Io proverò a raccontarvi quello che significa per me decidere di partire con AMKA oggi, in questo mondo, in questa società dove purtroppo tendiamo sempre più a chiuderci verso l’altro. Partire con AMKA vuol dire uscire da se stessi, rompere quella crosta che tenta di imprigionarci nel nostro “io”; vuol dire smetterla di girare intorno a noi stessi e pensarci al centro del mondo; vuol dire partire nudi ovvero spogliati delle nostre abitudini, delle nostre convinzioni, dei nostri abiti per vestire quelli del luogo che ci ospiterà; vuol dire avere il coraggio di lasciarsi andare e lasciarsi coinvolgere per scoprire parti di noi stessi che non conoscevamo; partire non è divorare chilometri né attraversare oceani: partire è anzitutto aprirci agli altri, scoprirli, aprirci alle idee, comprese quelle contrarie alle nostre; partire con AMKA vuol dire partire a cuore aperto; vuol dire avere gli occhi spalancati per riempirli di quelle immagini, di quei volti, di quei sorrisi e colori; vuol dire avere le orecchie tese per ascoltare le parole e le storie di chi si incontra, perchè il senso del viaggio sta nel fermarsi ad ascoltare.

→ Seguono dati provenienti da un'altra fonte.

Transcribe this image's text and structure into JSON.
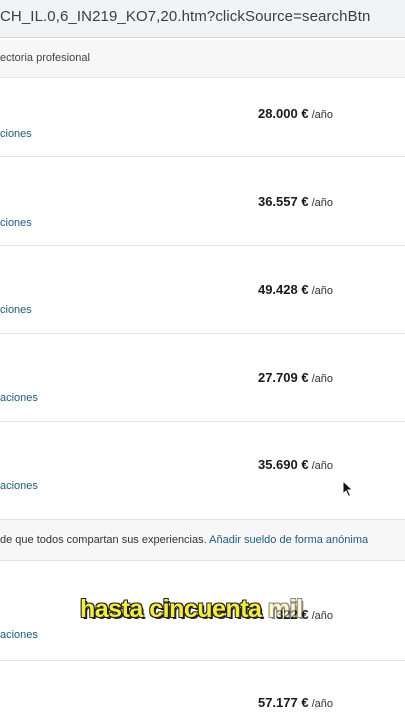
{
  "browser": {
    "url": "CH_IL.0,6_IN219_KO7,20.htm?clickSource=searchBtn"
  },
  "filter": {
    "label": "ectoria profesional"
  },
  "rows": [
    {
      "salary": "28.000 €",
      "unit": "/año",
      "link": "ciones"
    },
    {
      "salary": "36.557 €",
      "unit": "/año",
      "link": "ciones"
    },
    {
      "salary": "49.428 €",
      "unit": "/año",
      "link": "ciones"
    },
    {
      "salary": "27.709 €",
      "unit": "/año",
      "link": "aciones"
    },
    {
      "salary": "35.690 €",
      "unit": "/año",
      "link": "aciones"
    }
  ],
  "notice": {
    "text": "de que todos compartan sus experiencias. ",
    "link": "Añadir sueldo de forma anónima"
  },
  "rows_after": [
    {
      "salary": "322 €",
      "unit": "/año",
      "link": "aciones"
    },
    {
      "salary": "57.177 €",
      "unit": "/año",
      "link": ""
    }
  ],
  "caption": {
    "main": "hasta cincuenta",
    "faded": " mil"
  }
}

Ho detto partire con AMKA perchè AMKA ti dà la possibilità di immergerti totalmente nella storia, nella cultura, nel modo di vivere, pensare, di relazionarsi delle persone che vivono nella Comunità. Avere la possibilità di mangiare insieme a loro vuol dire innanzitutto entrare nelle loro case, nella loro dimensione privata, intima, familiare e scoprire che in pochissimo tempo diventi anche tu parte di quella famiglia. Avere la possibilità di lavorare per una giornata nel vivaio vuol dire sporcarti anche tu, come loro, le mani di terra e sterco, vuol dire condividere la fatica e il sudore per un progetto che porterà sicurezza alimentare, sviluppo sociale e autosostenibilità economica a 350 famiglie di contadini guatemaltechi. Avere la possibilità di entrare nel cimitero di Nuevo Horizonte e vedere che lì le tombe sono tutte dipinte a colori, vuol dire imparare che significato danno loro alla morte.

E in un mondo come il nostro dove tanto si parla di accoglienza, a me questo viaggio ha lasciato il ricordo che rimarrà con me sempre, che anche a 15 ore di aereo, 9 di pullman e 8 di fuso orario, abbiamo trovato persone, donne e uomini, pronti ad accoglierci in casa loro, a darci da mangiare e a raccontarci le loro vite, senza chiedere nulla in cambio, se non un sorriso. E sopratttutto un viaggio come questo mi ha fatto tante volte ripensare a quella frase scritta su un muro di Nuevo Horizonte che recita: “Fino a quando il colore della pelle non sarà considerato come il colore degli occhi, noi continueremo a lottare”.